Чаще всего разговор шел о различных странах, в которых многим довелось побывать за войну, или об урожае — прикидывали, сколько может выйти в этом году на трудодень. А дядя Хилал говорил обычно, что Советская власть — это да, но уж больно много развелось сейчас всяких служащих. Дядя Исфендияр считал, что Советская власть — великая сила: захочет — за пять лет весь мир завоюет. Из этого он почему-то делал вывод, что нужно обязательно открыть иранскую границу. Говоря про границу, дядя Исфендияр очень волновался, начинал клясться и для убедительности бил себя кулаком в грудь, да так сильно, что из пиджака летела пыль.

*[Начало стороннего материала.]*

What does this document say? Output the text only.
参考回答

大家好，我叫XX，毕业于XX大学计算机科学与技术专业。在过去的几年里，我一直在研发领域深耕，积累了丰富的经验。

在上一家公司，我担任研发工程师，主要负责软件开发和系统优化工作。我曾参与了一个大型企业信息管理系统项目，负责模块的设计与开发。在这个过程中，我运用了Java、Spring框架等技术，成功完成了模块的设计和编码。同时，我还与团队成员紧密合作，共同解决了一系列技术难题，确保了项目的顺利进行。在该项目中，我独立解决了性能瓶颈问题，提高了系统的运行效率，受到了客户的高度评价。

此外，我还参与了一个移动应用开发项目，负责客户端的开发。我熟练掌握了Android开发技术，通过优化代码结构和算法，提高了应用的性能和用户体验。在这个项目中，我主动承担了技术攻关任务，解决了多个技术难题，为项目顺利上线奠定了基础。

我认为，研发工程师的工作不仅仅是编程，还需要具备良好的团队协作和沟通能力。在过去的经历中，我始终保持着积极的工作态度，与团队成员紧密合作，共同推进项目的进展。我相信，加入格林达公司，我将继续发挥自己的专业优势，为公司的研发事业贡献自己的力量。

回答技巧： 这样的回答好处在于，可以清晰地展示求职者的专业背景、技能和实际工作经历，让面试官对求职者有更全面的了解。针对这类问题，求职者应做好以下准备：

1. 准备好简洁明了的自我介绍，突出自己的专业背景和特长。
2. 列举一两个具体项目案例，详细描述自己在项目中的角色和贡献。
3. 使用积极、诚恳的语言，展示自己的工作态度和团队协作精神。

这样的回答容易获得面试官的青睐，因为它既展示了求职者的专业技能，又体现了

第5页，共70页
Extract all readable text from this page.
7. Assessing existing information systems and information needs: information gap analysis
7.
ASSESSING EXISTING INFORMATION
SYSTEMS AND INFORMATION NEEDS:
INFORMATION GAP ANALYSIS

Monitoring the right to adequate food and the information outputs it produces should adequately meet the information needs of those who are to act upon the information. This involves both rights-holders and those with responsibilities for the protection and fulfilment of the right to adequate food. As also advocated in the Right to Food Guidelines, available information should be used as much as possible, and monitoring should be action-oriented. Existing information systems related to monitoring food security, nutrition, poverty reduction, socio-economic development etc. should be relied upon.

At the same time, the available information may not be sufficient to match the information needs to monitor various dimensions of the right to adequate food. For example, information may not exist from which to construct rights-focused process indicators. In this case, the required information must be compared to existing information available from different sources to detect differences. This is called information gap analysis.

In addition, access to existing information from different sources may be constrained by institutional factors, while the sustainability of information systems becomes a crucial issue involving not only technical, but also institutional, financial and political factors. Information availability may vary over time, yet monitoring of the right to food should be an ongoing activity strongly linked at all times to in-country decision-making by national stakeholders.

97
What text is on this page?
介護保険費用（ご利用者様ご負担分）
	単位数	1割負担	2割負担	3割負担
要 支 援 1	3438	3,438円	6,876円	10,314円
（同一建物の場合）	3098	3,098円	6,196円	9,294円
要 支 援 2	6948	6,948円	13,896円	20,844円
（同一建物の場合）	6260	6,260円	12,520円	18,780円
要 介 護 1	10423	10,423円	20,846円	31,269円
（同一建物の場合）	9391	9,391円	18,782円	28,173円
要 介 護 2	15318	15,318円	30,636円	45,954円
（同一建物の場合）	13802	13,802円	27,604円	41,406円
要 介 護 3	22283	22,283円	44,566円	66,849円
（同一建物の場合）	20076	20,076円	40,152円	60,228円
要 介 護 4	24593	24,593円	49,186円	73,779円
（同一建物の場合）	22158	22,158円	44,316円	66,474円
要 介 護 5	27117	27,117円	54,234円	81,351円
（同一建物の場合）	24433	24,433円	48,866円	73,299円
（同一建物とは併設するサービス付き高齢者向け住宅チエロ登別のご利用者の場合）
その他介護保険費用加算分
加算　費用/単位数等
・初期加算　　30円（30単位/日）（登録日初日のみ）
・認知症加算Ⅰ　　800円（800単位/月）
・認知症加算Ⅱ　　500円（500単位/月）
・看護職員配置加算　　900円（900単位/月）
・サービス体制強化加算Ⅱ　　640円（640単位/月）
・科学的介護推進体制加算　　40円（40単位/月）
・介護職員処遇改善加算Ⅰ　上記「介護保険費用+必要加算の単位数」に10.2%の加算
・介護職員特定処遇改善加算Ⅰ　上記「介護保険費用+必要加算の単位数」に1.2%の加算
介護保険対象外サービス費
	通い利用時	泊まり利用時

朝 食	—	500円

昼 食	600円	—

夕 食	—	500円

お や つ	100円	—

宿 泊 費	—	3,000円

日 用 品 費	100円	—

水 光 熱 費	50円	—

Дядя Мурид начинал всегда одинаково: "Я прямо скажу: я никого не боюсь!" После этого он обычно говорил то, что хотел сказать. А дядя Назар, о чем бы кто ни говорил, всякий раз совал в разговор свою дурацкую пословицу: "У каждого своя ложка, у каждого своя еда".

Дядя Эльмурад в эти разговоры не вмешивался, все больше пошучивал. И всем это было по душе, один лишь дядя Исфендияр не выносил его шуток — сразу начинал колотить себя в грудь. Он злился потому, что дядя Эльмурад советовал не очень-то его слушать: у него, мол, в Иране свой интерес — отец еще при Николашке семь ковров в Тавризе оставил, вот Исфендияру и не терпится наследство получить — откроют границу, он тотчас за коврами махнет.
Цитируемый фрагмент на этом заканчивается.